Anything can be considered as a system. A human body, a home, a car, a train, an airplane, a production line, a piece of furniture, a phone, a coffee machine, transportation, education, healthcare, banking, telecommunications, supply chain, etc.

Every system can be broken down into a number of subsystems. A system can also be considered as a subsystem of another system. This also means that a subsystem can be considered as a system and can be broken down itself into subsystems or sub subsystems. Interesting, huh??

So, what does a system mean? There are many definitions of a system but I like to think about it as anything which can do something (or has a function) based on certain input (any system needs input) and produce a certain output. If we think of the human body as a system, it can do many things; live, work, travel, climb a mountain, etc. The human body needs air, food, and water to function so these are the input to the system. The outputs of the human body include mechanical movements, radiant heat, sounds, minute electrical signals generated from the heart, as well as excretions and secretions. The human body system can be broken down into several subsystems and each subsystem can be considered as a system like integumentary system, skeletal system, muscular system, lymphatic system, respiratory system, digestive system, nervous system, endocrine system, cardiovascular system, urinary system, and reproductive systems. The human body can also be considered a subsystem of the earth.
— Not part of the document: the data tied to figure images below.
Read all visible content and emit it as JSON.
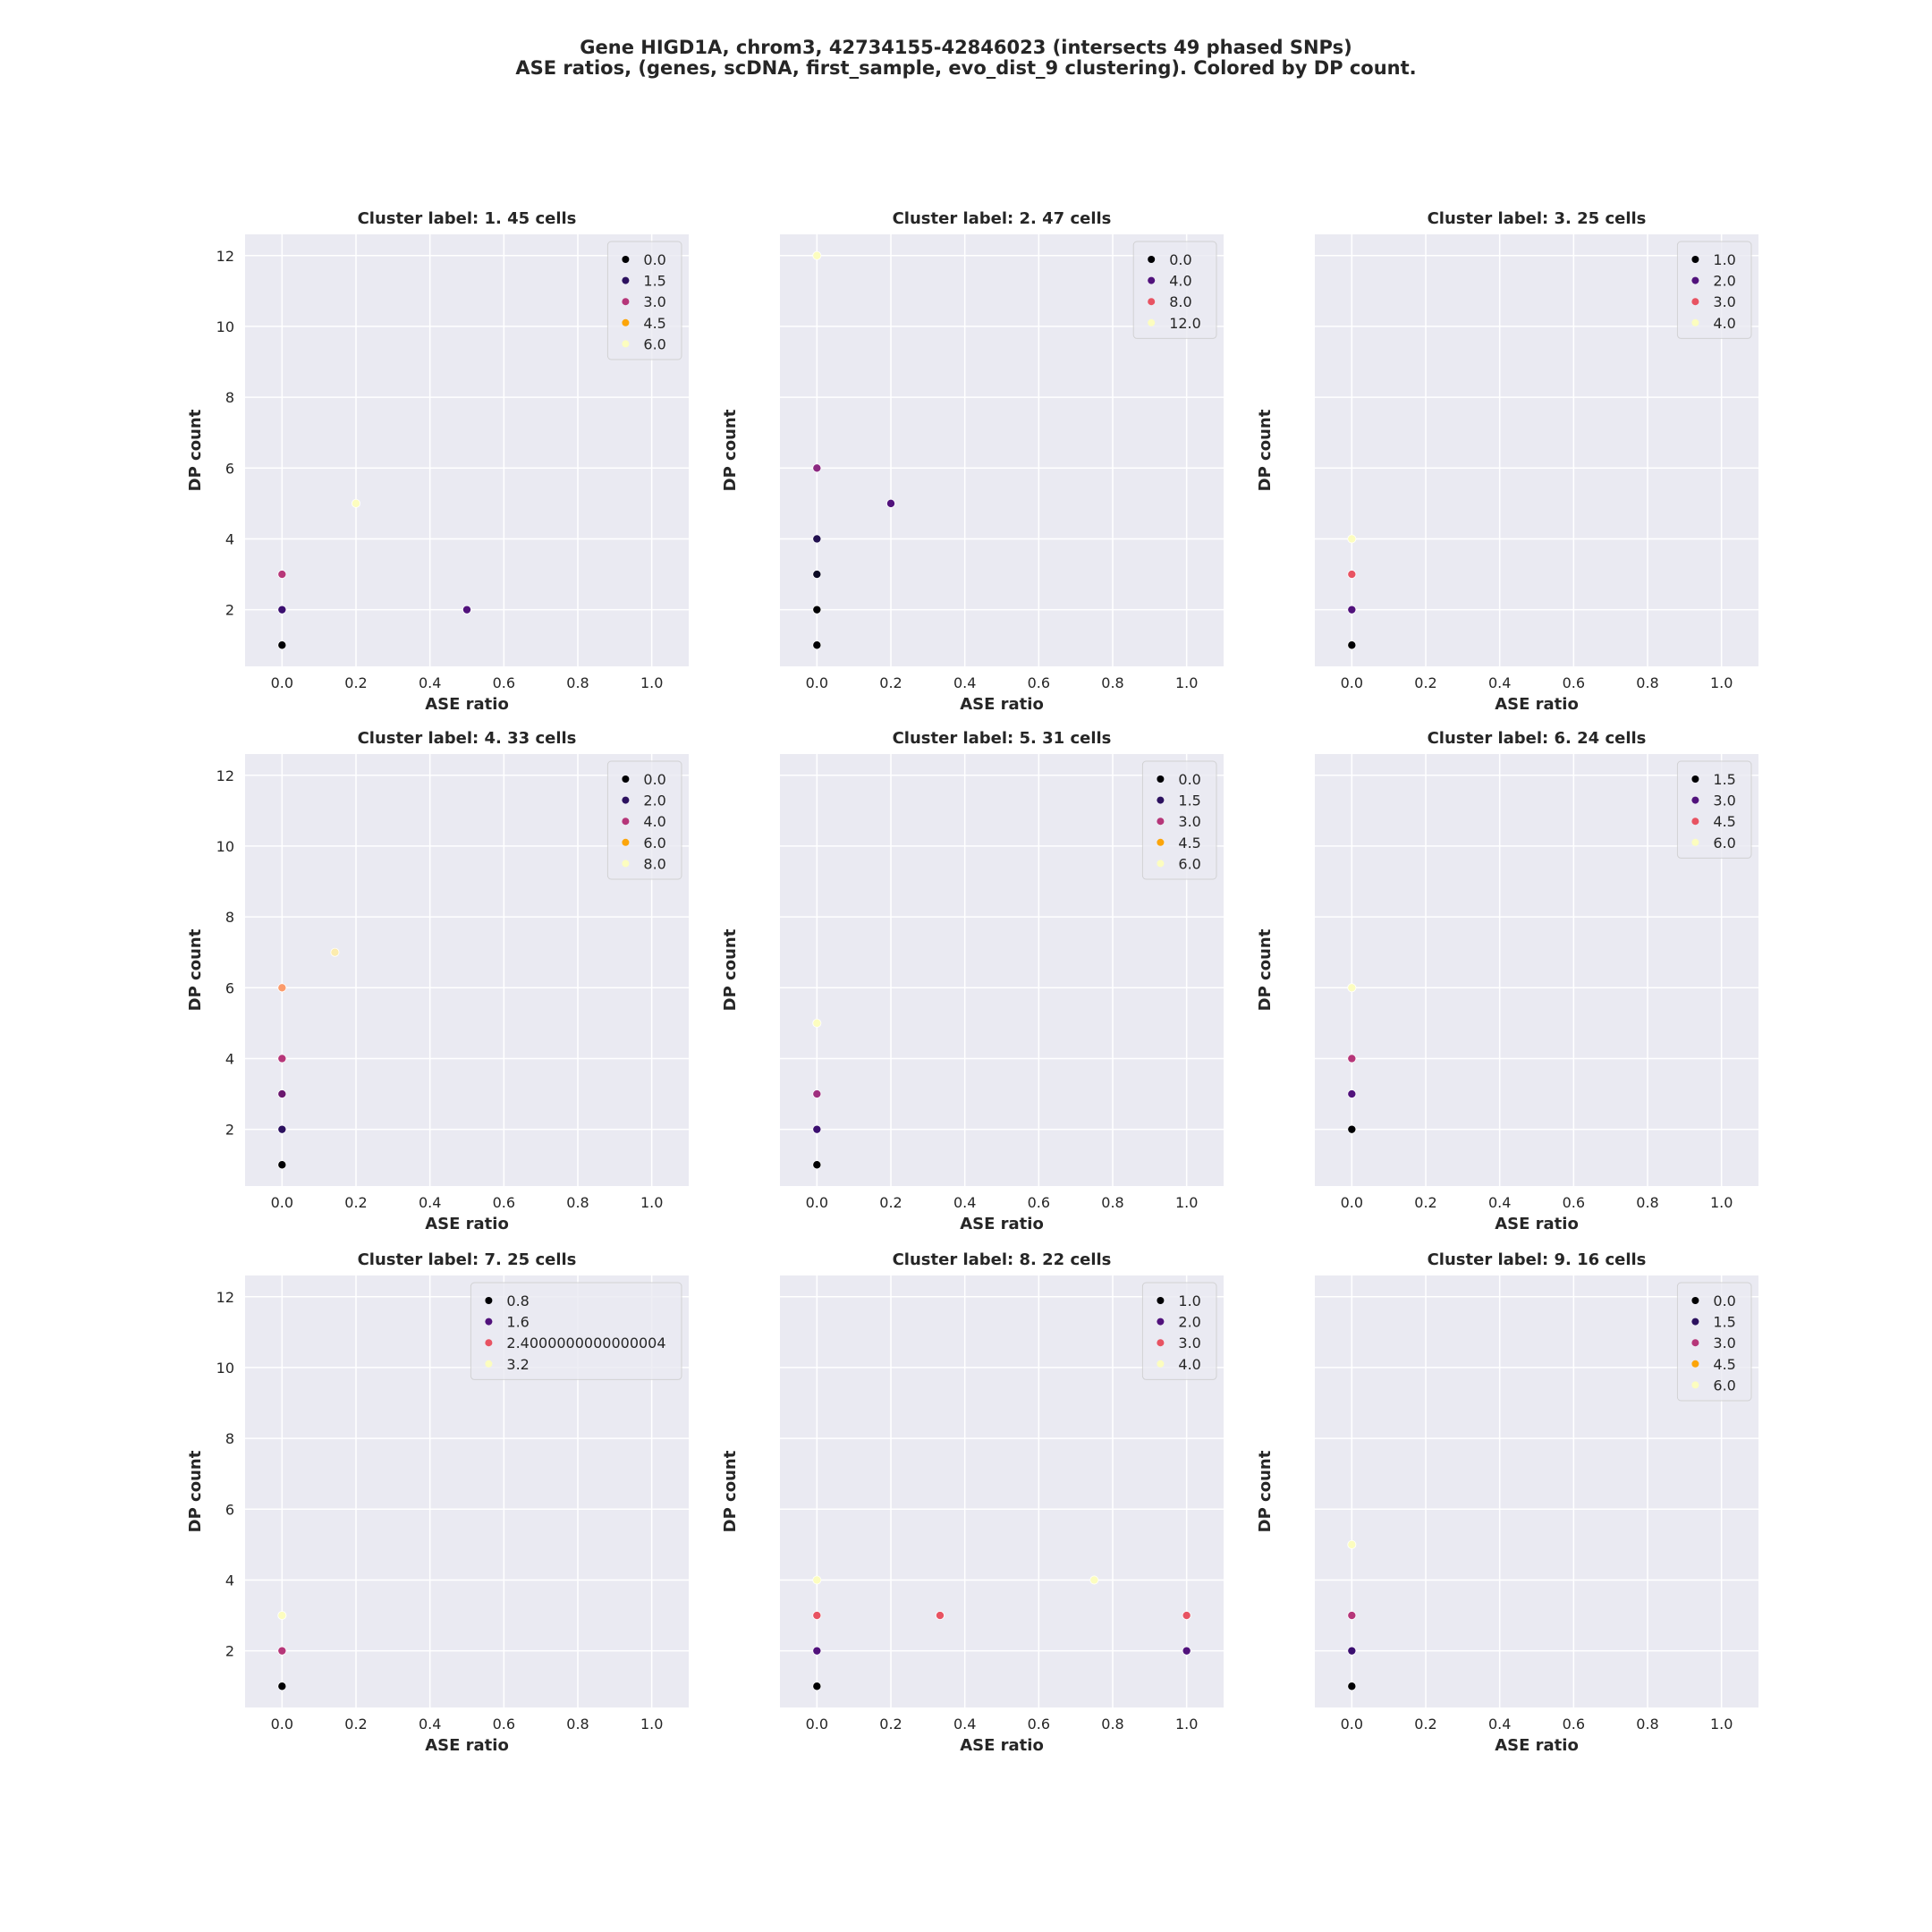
{
  "figure": {
    "title_line1": "Gene HIGD1A, chrom3, 42734155-42846023 (intersects 49 phased SNPs)",
    "title_line2": "ASE ratios, (genes, scDNA, first_sample, evo_dist_9 clustering). Colored by DP count."
  },
  "chart_data": [
    {
      "type": "scatter",
      "title": "Cluster label: 1. 45 cells",
      "xlabel": "ASE ratio",
      "ylabel": "DP count",
      "xlim": [
        -0.1,
        1.1
      ],
      "ylim": [
        0.4,
        12.6
      ],
      "xticks": [
        "0.0",
        "0.2",
        "0.4",
        "0.6",
        "0.8",
        "1.0"
      ],
      "yticks": [
        "2",
        "4",
        "6",
        "8",
        "10",
        "12"
      ],
      "legend": {
        "position": "upper right",
        "entries": [
          "0.0",
          "1.5",
          "3.0",
          "4.5",
          "6.0"
        ],
        "colors": [
          "#000004",
          "#2c115f",
          "#b63679",
          "#fca50a",
          "#fcfdbf"
        ]
      },
      "points": [
        {
          "x": 0.0,
          "y": 1,
          "color": "#000004"
        },
        {
          "x": 0.0,
          "y": 2,
          "color": "#3b0f70"
        },
        {
          "x": 0.5,
          "y": 2,
          "color": "#51127c"
        },
        {
          "x": 0.0,
          "y": 3,
          "color": "#b73779"
        },
        {
          "x": 0.2,
          "y": 5,
          "color": "#fcfdbf"
        }
      ]
    },
    {
      "type": "scatter",
      "title": "Cluster label: 2. 47 cells",
      "xlabel": "ASE ratio",
      "ylabel": "DP count",
      "xlim": [
        -0.1,
        1.1
      ],
      "ylim": [
        0.4,
        12.6
      ],
      "xticks": [
        "0.0",
        "0.2",
        "0.4",
        "0.6",
        "0.8",
        "1.0"
      ],
      "yticks": [],
      "legend": {
        "position": "upper right",
        "entries": [
          "0.0",
          "4.0",
          "8.0",
          "12.0"
        ],
        "colors": [
          "#000004",
          "#51127c",
          "#e85362",
          "#fcfdbf"
        ]
      },
      "points": [
        {
          "x": 0.0,
          "y": 1,
          "color": "#000004"
        },
        {
          "x": 0.0,
          "y": 2,
          "color": "#000004"
        },
        {
          "x": 0.0,
          "y": 3,
          "color": "#0b0924"
        },
        {
          "x": 0.0,
          "y": 4,
          "color": "#221150"
        },
        {
          "x": 0.2,
          "y": 5,
          "color": "#51127c"
        },
        {
          "x": 0.0,
          "y": 6,
          "color": "#8c2981"
        },
        {
          "x": 0.0,
          "y": 12,
          "color": "#fcfdbf"
        }
      ]
    },
    {
      "type": "scatter",
      "title": "Cluster label: 3. 25 cells",
      "xlabel": "ASE ratio",
      "ylabel": "DP count",
      "xlim": [
        -0.1,
        1.1
      ],
      "ylim": [
        0.4,
        12.6
      ],
      "xticks": [
        "0.0",
        "0.2",
        "0.4",
        "0.6",
        "0.8",
        "1.0"
      ],
      "yticks": [],
      "legend": {
        "position": "upper right",
        "entries": [
          "1.0",
          "2.0",
          "3.0",
          "4.0"
        ],
        "colors": [
          "#000004",
          "#51127c",
          "#e85362",
          "#fcfdbf"
        ]
      },
      "points": [
        {
          "x": 0.0,
          "y": 1,
          "color": "#000004"
        },
        {
          "x": 0.0,
          "y": 2,
          "color": "#51127c"
        },
        {
          "x": 0.0,
          "y": 3,
          "color": "#e85362"
        },
        {
          "x": 0.0,
          "y": 4,
          "color": "#fcfdbf"
        }
      ]
    },
    {
      "type": "scatter",
      "title": "Cluster label: 4. 33 cells",
      "xlabel": "ASE ratio",
      "ylabel": "DP count",
      "xlim": [
        -0.1,
        1.1
      ],
      "ylim": [
        0.4,
        12.6
      ],
      "xticks": [
        "0.0",
        "0.2",
        "0.4",
        "0.6",
        "0.8",
        "1.0"
      ],
      "yticks": [
        "2",
        "4",
        "6",
        "8",
        "10",
        "12"
      ],
      "legend": {
        "position": "upper right",
        "entries": [
          "0.0",
          "2.0",
          "4.0",
          "6.0",
          "8.0"
        ],
        "colors": [
          "#000004",
          "#2c115f",
          "#b63679",
          "#fca50a",
          "#fcfdbf"
        ]
      },
      "points": [
        {
          "x": 0.0,
          "y": 1,
          "color": "#000004"
        },
        {
          "x": 0.0,
          "y": 2,
          "color": "#2c115f"
        },
        {
          "x": 0.0,
          "y": 3,
          "color": "#6a176e"
        },
        {
          "x": 0.0,
          "y": 4,
          "color": "#b63679"
        },
        {
          "x": 0.0,
          "y": 6,
          "color": "#fb9b6b"
        },
        {
          "x": 0.143,
          "y": 7,
          "color": "#fcecae"
        }
      ]
    },
    {
      "type": "scatter",
      "title": "Cluster label: 5. 31 cells",
      "xlabel": "ASE ratio",
      "ylabel": "DP count",
      "xlim": [
        -0.1,
        1.1
      ],
      "ylim": [
        0.4,
        12.6
      ],
      "xticks": [
        "0.0",
        "0.2",
        "0.4",
        "0.6",
        "0.8",
        "1.0"
      ],
      "yticks": [],
      "legend": {
        "position": "upper right",
        "entries": [
          "0.0",
          "1.5",
          "3.0",
          "4.5",
          "6.0"
        ],
        "colors": [
          "#000004",
          "#2c115f",
          "#b63679",
          "#fca50a",
          "#fcfdbf"
        ]
      },
      "points": [
        {
          "x": 0.0,
          "y": 1,
          "color": "#000004"
        },
        {
          "x": 0.0,
          "y": 2,
          "color": "#3b0f70"
        },
        {
          "x": 0.0,
          "y": 3,
          "color": "#9f2f7f"
        },
        {
          "x": 0.0,
          "y": 5,
          "color": "#fcfdbf"
        }
      ]
    },
    {
      "type": "scatter",
      "title": "Cluster label: 6. 24 cells",
      "xlabel": "ASE ratio",
      "ylabel": "DP count",
      "xlim": [
        -0.1,
        1.1
      ],
      "ylim": [
        0.4,
        12.6
      ],
      "xticks": [
        "0.0",
        "0.2",
        "0.4",
        "0.6",
        "0.8",
        "1.0"
      ],
      "yticks": [],
      "legend": {
        "position": "upper right",
        "entries": [
          "1.5",
          "3.0",
          "4.5",
          "6.0"
        ],
        "colors": [
          "#000004",
          "#51127c",
          "#e85362",
          "#fcfdbf"
        ]
      },
      "points": [
        {
          "x": 0.0,
          "y": 2,
          "color": "#000004"
        },
        {
          "x": 0.0,
          "y": 3,
          "color": "#51127c"
        },
        {
          "x": 0.0,
          "y": 4,
          "color": "#b63679"
        },
        {
          "x": 0.0,
          "y": 6,
          "color": "#fcfdbf"
        }
      ]
    },
    {
      "type": "scatter",
      "title": "Cluster label: 7. 25 cells",
      "xlabel": "ASE ratio",
      "ylabel": "DP count",
      "xlim": [
        -0.1,
        1.1
      ],
      "ylim": [
        0.4,
        12.6
      ],
      "xticks": [
        "0.0",
        "0.2",
        "0.4",
        "0.6",
        "0.8",
        "1.0"
      ],
      "yticks": [
        "2",
        "4",
        "6",
        "8",
        "10",
        "12"
      ],
      "legend": {
        "position": "upper right",
        "entries": [
          "0.8",
          "1.6",
          "2.4000000000000004",
          "3.2"
        ],
        "colors": [
          "#000004",
          "#51127c",
          "#e85362",
          "#fcfdbf"
        ]
      },
      "points": [
        {
          "x": 0.0,
          "y": 1,
          "color": "#000004"
        },
        {
          "x": 0.0,
          "y": 2,
          "color": "#b63679"
        },
        {
          "x": 0.0,
          "y": 3,
          "color": "#fcfdbf"
        }
      ]
    },
    {
      "type": "scatter",
      "title": "Cluster label: 8. 22 cells",
      "xlabel": "ASE ratio",
      "ylabel": "DP count",
      "xlim": [
        -0.1,
        1.1
      ],
      "ylim": [
        0.4,
        12.6
      ],
      "xticks": [
        "0.0",
        "0.2",
        "0.4",
        "0.6",
        "0.8",
        "1.0"
      ],
      "yticks": [],
      "legend": {
        "position": "upper right",
        "entries": [
          "1.0",
          "2.0",
          "3.0",
          "4.0"
        ],
        "colors": [
          "#000004",
          "#51127c",
          "#e85362",
          "#fcfdbf"
        ]
      },
      "points": [
        {
          "x": 0.0,
          "y": 1,
          "color": "#000004"
        },
        {
          "x": 0.0,
          "y": 2,
          "color": "#51127c"
        },
        {
          "x": 1.0,
          "y": 2,
          "color": "#51127c"
        },
        {
          "x": 0.0,
          "y": 3,
          "color": "#e85362"
        },
        {
          "x": 0.333,
          "y": 3,
          "color": "#e85362"
        },
        {
          "x": 1.0,
          "y": 3,
          "color": "#e85362"
        },
        {
          "x": 0.0,
          "y": 4,
          "color": "#fcfdbf"
        },
        {
          "x": 0.75,
          "y": 4,
          "color": "#fcfdbf"
        }
      ]
    },
    {
      "type": "scatter",
      "title": "Cluster label: 9. 16 cells",
      "xlabel": "ASE ratio",
      "ylabel": "DP count",
      "xlim": [
        -0.1,
        1.1
      ],
      "ylim": [
        0.4,
        12.6
      ],
      "xticks": [
        "0.0",
        "0.2",
        "0.4",
        "0.6",
        "0.8",
        "1.0"
      ],
      "yticks": [],
      "legend": {
        "position": "upper right",
        "entries": [
          "0.0",
          "1.5",
          "3.0",
          "4.5",
          "6.0"
        ],
        "colors": [
          "#000004",
          "#2c115f",
          "#b63679",
          "#fca50a",
          "#fcfdbf"
        ]
      },
      "points": [
        {
          "x": 0.0,
          "y": 1,
          "color": "#000004"
        },
        {
          "x": 0.0,
          "y": 2,
          "color": "#3b0f70"
        },
        {
          "x": 0.0,
          "y": 3,
          "color": "#b63679"
        },
        {
          "x": 0.0,
          "y": 5,
          "color": "#fcfdbf"
        }
      ]
    }
  ]
}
Using the same analogy which I used to think about the human body as a system, try to think the same way about anything else, e.g., your car, house, phone, bed, etc. Anything which does a certain function to satisfy a certain need can be considered as a system. The need(s) to a certain system serves as a requirement(s) which the system must meet to perform its main function or purpose of use. Therefore, the process of creating/making any system starts by gathering the user(s)’s requirements to design a system that meets the user(s)’s needs.

In relation to the theme of “what do engineers really do” which I started in my previous post, engineers design systems based on the user(s)’s requirements, implement the design of the system, test the implemented system, validate that the design and the implemented system meet the user(s)’s requirements, and resolve user(s)’s problems generated from the use of the system.